Yes, you read it right. Not affirmations, afformations. afFORMations. 

These are totally unlike affirmations. Really. Because affirmations are statements, and afformations are QUESTIONS. Oh. Okay. And St.John drops in the Latin roots of both words to point out the difference. Affirmation derives from affirmare, to make firm; while afformation is from afformare, to form. 

Get it? To form.  So he says the idea is to form positive questions based on what you want. The question is supposed to assume you have what you want. For example, How is it that I am so happy?  Or, Why am I so rich? Or just look up at that list of affirmations above and turn them into questions: Why am I so successful? Why does everything I do turn successful? Easy-peasy.

Throwing in the Buddhism principle of watering the seeds of intentionality (where, oh where have I come across this before? Why, in every book on success I've read, as well as in lots of excellent Zencasts), he says you have to ask positive questions to plant those positive seeds in your unconscious. 

I hate to break it to anyone who's reading Noah St. John as a first foray into the world of success self help, but this sounds an awful lot like pretty much everything I've read so far, except Benjamin Franklin. 
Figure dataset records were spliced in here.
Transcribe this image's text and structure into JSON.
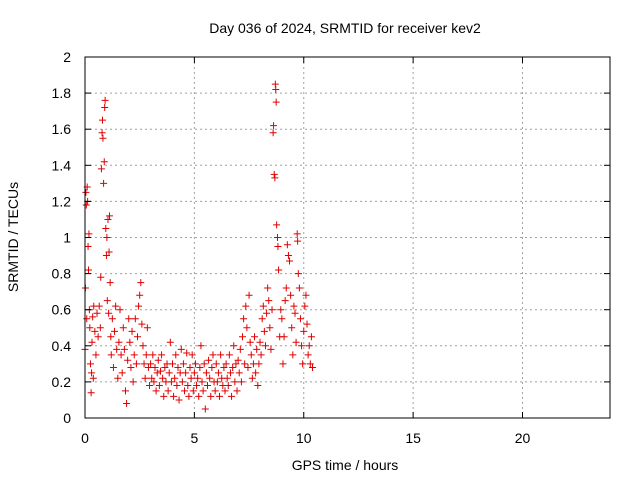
{
  "chart_data": {
    "type": "scatter",
    "title": "Day 036 of 2024, SRMTID for receiver kev2",
    "xlabel": "GPS time / hours",
    "ylabel": "SRMTID / TECUs",
    "xlim": [
      0,
      24
    ],
    "ylim": [
      0,
      2
    ],
    "xticks": [
      0,
      5,
      10,
      15,
      20
    ],
    "yticks": [
      0,
      0.2,
      0.4,
      0.6,
      0.8,
      1,
      1.2,
      1.4,
      1.6,
      1.8,
      2
    ],
    "xtick_labels": [
      "0",
      "5",
      "10",
      "15",
      "20"
    ],
    "ytick_labels": [
      "0",
      "0.2",
      "0.4",
      "0.6",
      "0.8",
      "1",
      "1.2",
      "1.4",
      "1.6",
      "1.8",
      "2"
    ],
    "grid": true,
    "marker": "+",
    "color": "#e00000",
    "series": [
      {
        "name": "kev2",
        "points": [
          [
            0.0,
            0.38
          ],
          [
            0.02,
            0.72
          ],
          [
            0.04,
            1.25
          ],
          [
            0.06,
            1.18
          ],
          [
            0.08,
            0.55
          ],
          [
            0.1,
            1.28
          ],
          [
            0.12,
            1.2
          ],
          [
            0.14,
            0.95
          ],
          [
            0.16,
            0.82
          ],
          [
            0.18,
            1.02
          ],
          [
            0.2,
            0.6
          ],
          [
            0.22,
            0.5
          ],
          [
            0.25,
            0.3
          ],
          [
            0.28,
            0.14
          ],
          [
            0.3,
            0.25
          ],
          [
            0.32,
            0.42
          ],
          [
            0.35,
            0.56
          ],
          [
            0.38,
            0.22
          ],
          [
            0.4,
            0.62
          ],
          [
            0.45,
            0.48
          ],
          [
            0.5,
            0.35
          ],
          [
            0.55,
            0.58
          ],
          [
            0.6,
            0.45
          ],
          [
            0.65,
            0.62
          ],
          [
            0.7,
            0.5
          ],
          [
            0.72,
            0.78
          ],
          [
            0.75,
            1.38
          ],
          [
            0.78,
            1.58
          ],
          [
            0.8,
            1.65
          ],
          [
            0.82,
            1.55
          ],
          [
            0.85,
            1.3
          ],
          [
            0.88,
            1.42
          ],
          [
            0.9,
            1.72
          ],
          [
            0.92,
            1.76
          ],
          [
            0.95,
            1.05
          ],
          [
            0.98,
            0.9
          ],
          [
            1.0,
            1.0
          ],
          [
            1.02,
            0.65
          ],
          [
            1.05,
            1.1
          ],
          [
            1.08,
            0.58
          ],
          [
            1.1,
            0.92
          ],
          [
            1.12,
            1.12
          ],
          [
            1.15,
            0.75
          ],
          [
            1.18,
            0.45
          ],
          [
            1.2,
            0.35
          ],
          [
            1.25,
            0.55
          ],
          [
            1.3,
            0.28
          ],
          [
            1.35,
            0.48
          ],
          [
            1.4,
            0.62
          ],
          [
            1.45,
            0.38
          ],
          [
            1.5,
            0.22
          ],
          [
            1.55,
            0.42
          ],
          [
            1.6,
            0.6
          ],
          [
            1.65,
            0.35
          ],
          [
            1.7,
            0.25
          ],
          [
            1.75,
            0.5
          ],
          [
            1.8,
            0.38
          ],
          [
            1.85,
            0.15
          ],
          [
            1.9,
            0.08
          ],
          [
            1.95,
            0.32
          ],
          [
            2.0,
            0.55
          ],
          [
            2.05,
            0.42
          ],
          [
            2.1,
            0.28
          ],
          [
            2.15,
            0.48
          ],
          [
            2.2,
            0.2
          ],
          [
            2.25,
            0.35
          ],
          [
            2.3,
            0.55
          ],
          [
            2.35,
            0.3
          ],
          [
            2.4,
            0.45
          ],
          [
            2.45,
            0.62
          ],
          [
            2.5,
            0.68
          ],
          [
            2.55,
            0.75
          ],
          [
            2.6,
            0.52
          ],
          [
            2.65,
            0.4
          ],
          [
            2.7,
            0.3
          ],
          [
            2.75,
            0.22
          ],
          [
            2.8,
            0.35
          ],
          [
            2.85,
            0.5
          ],
          [
            2.9,
            0.28
          ],
          [
            2.95,
            0.18
          ],
          [
            3.0,
            0.3
          ],
          [
            3.05,
            0.22
          ],
          [
            3.1,
            0.35
          ],
          [
            3.15,
            0.2
          ],
          [
            3.2,
            0.28
          ],
          [
            3.25,
            0.15
          ],
          [
            3.3,
            0.25
          ],
          [
            3.35,
            0.32
          ],
          [
            3.4,
            0.18
          ],
          [
            3.45,
            0.26
          ],
          [
            3.5,
            0.35
          ],
          [
            3.55,
            0.22
          ],
          [
            3.6,
            0.12
          ],
          [
            3.65,
            0.28
          ],
          [
            3.7,
            0.2
          ],
          [
            3.75,
            0.3
          ],
          [
            3.8,
            0.15
          ],
          [
            3.85,
            0.25
          ],
          [
            3.9,
            0.42
          ],
          [
            3.95,
            0.2
          ],
          [
            4.0,
            0.3
          ],
          [
            4.05,
            0.12
          ],
          [
            4.1,
            0.22
          ],
          [
            4.15,
            0.35
          ],
          [
            4.2,
            0.18
          ],
          [
            4.25,
            0.28
          ],
          [
            4.3,
            0.1
          ],
          [
            4.35,
            0.25
          ],
          [
            4.4,
            0.38
          ],
          [
            4.45,
            0.2
          ],
          [
            4.5,
            0.3
          ],
          [
            4.55,
            0.15
          ],
          [
            4.6,
            0.25
          ],
          [
            4.65,
            0.36
          ],
          [
            4.7,
            0.18
          ],
          [
            4.75,
            0.12
          ],
          [
            4.8,
            0.28
          ],
          [
            4.85,
            0.22
          ],
          [
            4.9,
            0.35
          ],
          [
            4.95,
            0.15
          ],
          [
            5.0,
            0.25
          ],
          [
            5.05,
            0.3
          ],
          [
            5.1,
            0.18
          ],
          [
            5.15,
            0.22
          ],
          [
            5.2,
            0.12
          ],
          [
            5.25,
            0.28
          ],
          [
            5.3,
            0.4
          ],
          [
            5.35,
            0.2
          ],
          [
            5.4,
            0.15
          ],
          [
            5.45,
            0.3
          ],
          [
            5.5,
            0.05
          ],
          [
            5.55,
            0.25
          ],
          [
            5.6,
            0.18
          ],
          [
            5.65,
            0.32
          ],
          [
            5.7,
            0.22
          ],
          [
            5.75,
            0.12
          ],
          [
            5.8,
            0.28
          ],
          [
            5.85,
            0.35
          ],
          [
            5.9,
            0.2
          ],
          [
            5.95,
            0.15
          ],
          [
            6.0,
            0.3
          ],
          [
            6.05,
            0.2
          ],
          [
            6.1,
            0.25
          ],
          [
            6.15,
            0.12
          ],
          [
            6.2,
            0.35
          ],
          [
            6.25,
            0.22
          ],
          [
            6.3,
            0.18
          ],
          [
            6.35,
            0.28
          ],
          [
            6.4,
            0.15
          ],
          [
            6.45,
            0.3
          ],
          [
            6.5,
            0.22
          ],
          [
            6.55,
            0.18
          ],
          [
            6.6,
            0.35
          ],
          [
            6.65,
            0.25
          ],
          [
            6.7,
            0.12
          ],
          [
            6.75,
            0.28
          ],
          [
            6.8,
            0.4
          ],
          [
            6.85,
            0.2
          ],
          [
            6.9,
            0.3
          ],
          [
            6.95,
            0.15
          ],
          [
            7.0,
            0.32
          ],
          [
            7.05,
            0.25
          ],
          [
            7.1,
            0.38
          ],
          [
            7.15,
            0.2
          ],
          [
            7.2,
            0.45
          ],
          [
            7.25,
            0.55
          ],
          [
            7.3,
            0.3
          ],
          [
            7.35,
            0.62
          ],
          [
            7.4,
            0.5
          ],
          [
            7.45,
            0.28
          ],
          [
            7.5,
            0.68
          ],
          [
            7.55,
            0.42
          ],
          [
            7.6,
            0.35
          ],
          [
            7.65,
            0.22
          ],
          [
            7.7,
            0.3
          ],
          [
            7.75,
            0.45
          ],
          [
            7.8,
            0.25
          ],
          [
            7.85,
            0.38
          ],
          [
            7.9,
            0.18
          ],
          [
            7.95,
            0.3
          ],
          [
            8.0,
            0.42
          ],
          [
            8.05,
            0.35
          ],
          [
            8.1,
            0.55
          ],
          [
            8.15,
            0.62
          ],
          [
            8.2,
            0.48
          ],
          [
            8.25,
            0.4
          ],
          [
            8.3,
            0.58
          ],
          [
            8.35,
            0.72
          ],
          [
            8.4,
            0.65
          ],
          [
            8.45,
            0.5
          ],
          [
            8.5,
            0.38
          ],
          [
            8.55,
            0.6
          ],
          [
            8.6,
            1.58
          ],
          [
            8.62,
            1.62
          ],
          [
            8.65,
            1.35
          ],
          [
            8.68,
            1.33
          ],
          [
            8.7,
            1.85
          ],
          [
            8.72,
            1.82
          ],
          [
            8.74,
            1.75
          ],
          [
            8.76,
            1.07
          ],
          [
            8.8,
            1.0
          ],
          [
            8.82,
            0.95
          ],
          [
            8.85,
            0.82
          ],
          [
            8.9,
            0.45
          ],
          [
            8.95,
            0.6
          ],
          [
            9.0,
            0.55
          ],
          [
            9.05,
            0.3
          ],
          [
            9.1,
            0.45
          ],
          [
            9.15,
            0.65
          ],
          [
            9.2,
            0.72
          ],
          [
            9.25,
            0.96
          ],
          [
            9.3,
            0.9
          ],
          [
            9.35,
            0.87
          ],
          [
            9.4,
            0.68
          ],
          [
            9.45,
            0.5
          ],
          [
            9.5,
            0.35
          ],
          [
            9.55,
            0.62
          ],
          [
            9.6,
            0.58
          ],
          [
            9.65,
            0.42
          ],
          [
            9.7,
            1.02
          ],
          [
            9.72,
            0.98
          ],
          [
            9.75,
            0.8
          ],
          [
            9.8,
            0.72
          ],
          [
            9.85,
            0.55
          ],
          [
            9.9,
            0.4
          ],
          [
            9.95,
            0.3
          ],
          [
            10.0,
            0.48
          ],
          [
            10.05,
            0.62
          ],
          [
            10.1,
            0.68
          ],
          [
            10.15,
            0.52
          ],
          [
            10.2,
            0.35
          ],
          [
            10.25,
            0.4
          ],
          [
            10.3,
            0.3
          ],
          [
            10.35,
            0.45
          ],
          [
            10.4,
            0.28
          ]
        ]
      }
    ]
  }
}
It did make for excellent dinner conversation last weekend. A glass of wine each, and the husband and I were compiling our Afformations as quick as we could think of them. Why was it so easy for me to hit number one on the New York Times Bestseller List? How is it that I am having lunch with Tina Fey tomorrow? Why am I appearing on Jon Stewart next week?  Why am I eating dinner dressed in thousand dollar bills? Why am I surrounded by vats of money? Why am I so successful I am bathing in vats of money? Why did I choose to scrub myself with thousand dollar bills instead of saving some of them for my children's college funds?

That was last weekend.

Ahem. I'm still waiting.

Maybe I'd better read Noah St. John's step two.